Les deux auteurs qui retiennent l’attention de Kálati aujourd’hui sont le Colombien Gabriel Garcia Marquez (1927-2014) et le Camerounais Arol Ketchiemen (1990-).

1- L’amour aux temps du choléra (1985)

Ce livre relate une histoire se déroulant dans les Caraïbes, entre la fin du XIXe et le début du XXe siècle.

Gabriel Garcia Marquez

Résumé

Florentino Ariza et Fermina Daza, deux roturiers, se fiancent lorsqu’ils ne sont que des adolescents, vivant leur affection clandestinement, contre l’avis du père de Fermina Daza, et malgré la distance qu’il leur impose par un déménagement brutal. De manière soudaine, Fermina Daza rompt les fiançailles de son propre chef, et épouse l’aristocrate Juvenal Urbino.Florentino Ariza ne se décourage pas pour autant. Il se jure de se faire un nom et de se bâtir une réputation pour être digne de sa dulcinée le moment venu, convaincu que la mort finira par emporter son rival avant de se charger de lui. Il attendra donc, avec une curieuse fusion de résolution et d’impatience, la disparition de Juvenal Urbino, en meublant le vide par de multiples relations charnelles.Cette attente va durer cinquante et un ans, neuf mois et quatre jours.

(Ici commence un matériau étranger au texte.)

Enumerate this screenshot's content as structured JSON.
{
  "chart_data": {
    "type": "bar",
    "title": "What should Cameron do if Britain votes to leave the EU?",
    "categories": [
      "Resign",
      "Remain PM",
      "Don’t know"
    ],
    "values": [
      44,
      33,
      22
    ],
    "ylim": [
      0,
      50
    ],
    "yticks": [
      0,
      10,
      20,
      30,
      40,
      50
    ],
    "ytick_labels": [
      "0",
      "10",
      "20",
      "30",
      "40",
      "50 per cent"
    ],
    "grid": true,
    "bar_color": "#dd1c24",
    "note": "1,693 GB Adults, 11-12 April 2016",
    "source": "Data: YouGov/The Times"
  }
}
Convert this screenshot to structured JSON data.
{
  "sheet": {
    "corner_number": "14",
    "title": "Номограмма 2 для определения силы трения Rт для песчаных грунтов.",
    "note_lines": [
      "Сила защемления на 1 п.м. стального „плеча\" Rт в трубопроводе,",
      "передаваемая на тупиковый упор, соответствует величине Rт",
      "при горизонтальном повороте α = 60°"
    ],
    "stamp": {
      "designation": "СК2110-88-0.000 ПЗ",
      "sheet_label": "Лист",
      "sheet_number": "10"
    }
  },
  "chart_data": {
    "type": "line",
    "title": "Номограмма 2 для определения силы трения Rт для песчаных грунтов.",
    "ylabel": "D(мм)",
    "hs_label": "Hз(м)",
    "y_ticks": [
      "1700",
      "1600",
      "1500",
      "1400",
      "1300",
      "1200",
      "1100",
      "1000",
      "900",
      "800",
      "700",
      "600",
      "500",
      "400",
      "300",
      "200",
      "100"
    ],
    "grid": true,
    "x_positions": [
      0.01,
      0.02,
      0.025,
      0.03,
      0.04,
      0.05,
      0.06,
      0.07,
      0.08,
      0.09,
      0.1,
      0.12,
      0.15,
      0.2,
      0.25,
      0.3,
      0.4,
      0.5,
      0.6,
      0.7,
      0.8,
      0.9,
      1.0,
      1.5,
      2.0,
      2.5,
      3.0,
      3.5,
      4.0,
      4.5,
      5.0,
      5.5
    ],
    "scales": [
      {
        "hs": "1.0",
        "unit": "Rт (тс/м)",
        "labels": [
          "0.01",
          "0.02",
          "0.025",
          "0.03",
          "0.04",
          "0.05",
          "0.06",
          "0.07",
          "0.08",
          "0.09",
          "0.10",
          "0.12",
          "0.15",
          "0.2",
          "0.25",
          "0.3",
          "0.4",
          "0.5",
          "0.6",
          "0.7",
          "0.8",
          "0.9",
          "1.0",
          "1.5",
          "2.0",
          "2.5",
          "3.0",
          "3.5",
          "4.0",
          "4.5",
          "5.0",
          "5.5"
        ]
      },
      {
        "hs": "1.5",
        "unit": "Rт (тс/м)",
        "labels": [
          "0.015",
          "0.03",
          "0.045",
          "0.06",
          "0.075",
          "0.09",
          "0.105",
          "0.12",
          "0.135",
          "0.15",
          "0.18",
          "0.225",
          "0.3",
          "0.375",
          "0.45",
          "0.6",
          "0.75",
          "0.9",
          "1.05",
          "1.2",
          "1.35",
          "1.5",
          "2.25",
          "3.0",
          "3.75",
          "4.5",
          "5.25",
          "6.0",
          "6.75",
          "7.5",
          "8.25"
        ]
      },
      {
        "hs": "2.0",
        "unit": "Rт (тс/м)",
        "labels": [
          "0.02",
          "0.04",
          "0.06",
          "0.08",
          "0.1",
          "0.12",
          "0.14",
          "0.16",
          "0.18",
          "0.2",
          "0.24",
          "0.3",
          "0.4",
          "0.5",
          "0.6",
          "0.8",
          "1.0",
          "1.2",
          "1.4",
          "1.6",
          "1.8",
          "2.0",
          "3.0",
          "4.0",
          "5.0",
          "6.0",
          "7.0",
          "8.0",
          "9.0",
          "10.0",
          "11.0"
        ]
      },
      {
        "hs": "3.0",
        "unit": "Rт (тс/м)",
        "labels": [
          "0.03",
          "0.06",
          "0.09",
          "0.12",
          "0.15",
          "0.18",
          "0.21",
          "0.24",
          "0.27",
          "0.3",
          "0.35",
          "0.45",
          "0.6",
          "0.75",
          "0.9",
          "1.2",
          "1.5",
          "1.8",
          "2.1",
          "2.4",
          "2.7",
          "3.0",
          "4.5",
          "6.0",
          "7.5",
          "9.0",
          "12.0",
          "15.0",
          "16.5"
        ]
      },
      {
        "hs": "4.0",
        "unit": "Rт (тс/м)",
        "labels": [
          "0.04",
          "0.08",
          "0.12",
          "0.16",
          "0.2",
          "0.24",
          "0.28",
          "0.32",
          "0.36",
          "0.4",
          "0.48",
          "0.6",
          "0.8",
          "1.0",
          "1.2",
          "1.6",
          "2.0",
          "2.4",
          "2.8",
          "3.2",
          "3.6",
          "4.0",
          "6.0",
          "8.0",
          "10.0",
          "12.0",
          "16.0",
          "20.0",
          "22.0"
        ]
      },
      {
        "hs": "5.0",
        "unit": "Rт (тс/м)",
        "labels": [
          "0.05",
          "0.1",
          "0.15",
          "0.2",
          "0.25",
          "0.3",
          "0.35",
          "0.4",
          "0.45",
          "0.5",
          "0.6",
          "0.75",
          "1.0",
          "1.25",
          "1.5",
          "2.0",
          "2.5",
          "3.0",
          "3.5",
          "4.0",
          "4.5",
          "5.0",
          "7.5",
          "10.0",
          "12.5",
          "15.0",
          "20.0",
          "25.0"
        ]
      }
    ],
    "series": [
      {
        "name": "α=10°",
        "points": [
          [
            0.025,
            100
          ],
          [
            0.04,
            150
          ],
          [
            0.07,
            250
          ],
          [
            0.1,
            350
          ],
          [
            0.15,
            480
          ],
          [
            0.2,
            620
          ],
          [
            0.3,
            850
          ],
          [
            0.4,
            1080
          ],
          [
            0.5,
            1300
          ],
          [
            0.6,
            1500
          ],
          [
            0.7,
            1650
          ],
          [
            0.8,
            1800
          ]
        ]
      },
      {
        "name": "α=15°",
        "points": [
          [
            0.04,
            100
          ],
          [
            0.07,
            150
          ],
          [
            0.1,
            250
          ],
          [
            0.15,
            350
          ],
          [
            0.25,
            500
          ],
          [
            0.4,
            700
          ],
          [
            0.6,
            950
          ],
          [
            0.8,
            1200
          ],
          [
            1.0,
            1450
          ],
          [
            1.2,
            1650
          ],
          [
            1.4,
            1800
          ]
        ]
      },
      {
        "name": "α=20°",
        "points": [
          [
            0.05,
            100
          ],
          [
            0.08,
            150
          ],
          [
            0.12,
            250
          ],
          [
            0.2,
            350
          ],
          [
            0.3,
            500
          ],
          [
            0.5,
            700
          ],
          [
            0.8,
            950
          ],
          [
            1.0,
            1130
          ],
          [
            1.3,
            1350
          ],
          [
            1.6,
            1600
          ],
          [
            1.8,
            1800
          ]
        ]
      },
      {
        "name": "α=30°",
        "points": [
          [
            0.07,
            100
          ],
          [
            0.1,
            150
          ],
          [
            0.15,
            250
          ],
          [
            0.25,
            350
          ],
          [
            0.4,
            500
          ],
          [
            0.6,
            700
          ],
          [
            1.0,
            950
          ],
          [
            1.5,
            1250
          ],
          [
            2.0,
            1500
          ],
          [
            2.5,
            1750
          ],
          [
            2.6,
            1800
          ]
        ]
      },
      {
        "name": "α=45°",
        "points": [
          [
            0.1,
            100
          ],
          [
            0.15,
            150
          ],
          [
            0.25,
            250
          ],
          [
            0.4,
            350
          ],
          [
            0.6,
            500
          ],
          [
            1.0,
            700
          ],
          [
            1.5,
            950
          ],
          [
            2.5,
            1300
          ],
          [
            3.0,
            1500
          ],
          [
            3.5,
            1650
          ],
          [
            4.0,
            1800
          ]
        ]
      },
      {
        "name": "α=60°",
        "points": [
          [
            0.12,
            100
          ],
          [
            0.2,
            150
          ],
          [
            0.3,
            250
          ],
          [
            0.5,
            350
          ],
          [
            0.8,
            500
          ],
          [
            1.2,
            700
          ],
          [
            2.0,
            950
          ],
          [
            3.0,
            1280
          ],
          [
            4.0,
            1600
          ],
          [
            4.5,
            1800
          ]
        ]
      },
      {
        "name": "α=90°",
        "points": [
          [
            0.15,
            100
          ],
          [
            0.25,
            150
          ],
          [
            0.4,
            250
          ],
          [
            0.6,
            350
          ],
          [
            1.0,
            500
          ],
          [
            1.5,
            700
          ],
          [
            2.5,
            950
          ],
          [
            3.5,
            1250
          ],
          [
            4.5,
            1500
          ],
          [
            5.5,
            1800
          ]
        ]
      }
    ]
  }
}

Ce n’est qu’à ce moment que lui, auréolé de son statut de patron de la Compagnie Fluviale des Caraïbes, s’autorise à nouveau à courtiser celle qui possède son cœur depuis plus d’un demi-siècle.

Style et allure du récit

Je ne dirai pas que ce livre enseigne la patience, parce que ce n’est que dans l’univers de la fiction qu’un homme peut s’autoriser à mettre son existence quasiment entre parenthèses et vivre d’espérance pendant autant d’années, pour une femme qui ne l’a pas choisi. Garcia Marquez aborde avec finesse la complexité et la polysémie du sentiment amoureux, les compromis douloureux à faire pour préserver une vie conjugale, la charge de la vieillesse, le rapport que la société entretient vis-à-vis des veufs qui décident de tourner la page…Il s’agit du deuxième texte de cet auteur que je découvre après Cent ans de solitude, et j’y ai rencontré la même habileté à disséquer l’intimité de ses personnages, pour la présenter toute nue au lecteur, comme un douanier des âmes. A décrire de manière peu commune des phénomènes communs.Il arrive à créer, des couloirs sécurisés dans l’esprit des personnages, dans lesquels l’on peut circuler sans crainte, et simultanément, il engendre dans l’esprit du lecteur des débats philosophiques sur le quotidien. C’est réaliste, imagé, chirurgical, addictif. De l’art au sens pur du terme. Dire que ce roman est excellemment écrit, c’est un fade euphémisme. Altruiste que je suis, il m’est impossible de ne point vous fournir de minuscules extraits de ce chef d’œuvre.

Captures

« Il ne vécut pas son heure de gloire. Lorsqu’il reconnut chez lui les troubles irréparables qu’il avait vus et plaints chez les autres, il ne tenta pas même une inutile bataille, et se retira du monde afin de ne contaminer personne. Enfermé dans une chambre de service de l’hôpital de la Miséricorde, sourd à l’appel de ses collègues et aux suppliques des siens, étranger à l’horreur des pestiférés qui agonisaient dans les couloirs bondés, il écrivit à son épouse et à ses enfants une lettre d’amour fébrile, dans laquelle il les remerciait d’avoir existé, et qui révélait combien et avec quelle avidité il avait aimé la vie. Ce fut un adieu de vingt feuilles où la détérioration de l’écriture trahissait les progrès du mal, et point n’était besoin d’avoir connu qui les avait écrites pour savoir que la signature avait été apposée dans un dernier soupir. »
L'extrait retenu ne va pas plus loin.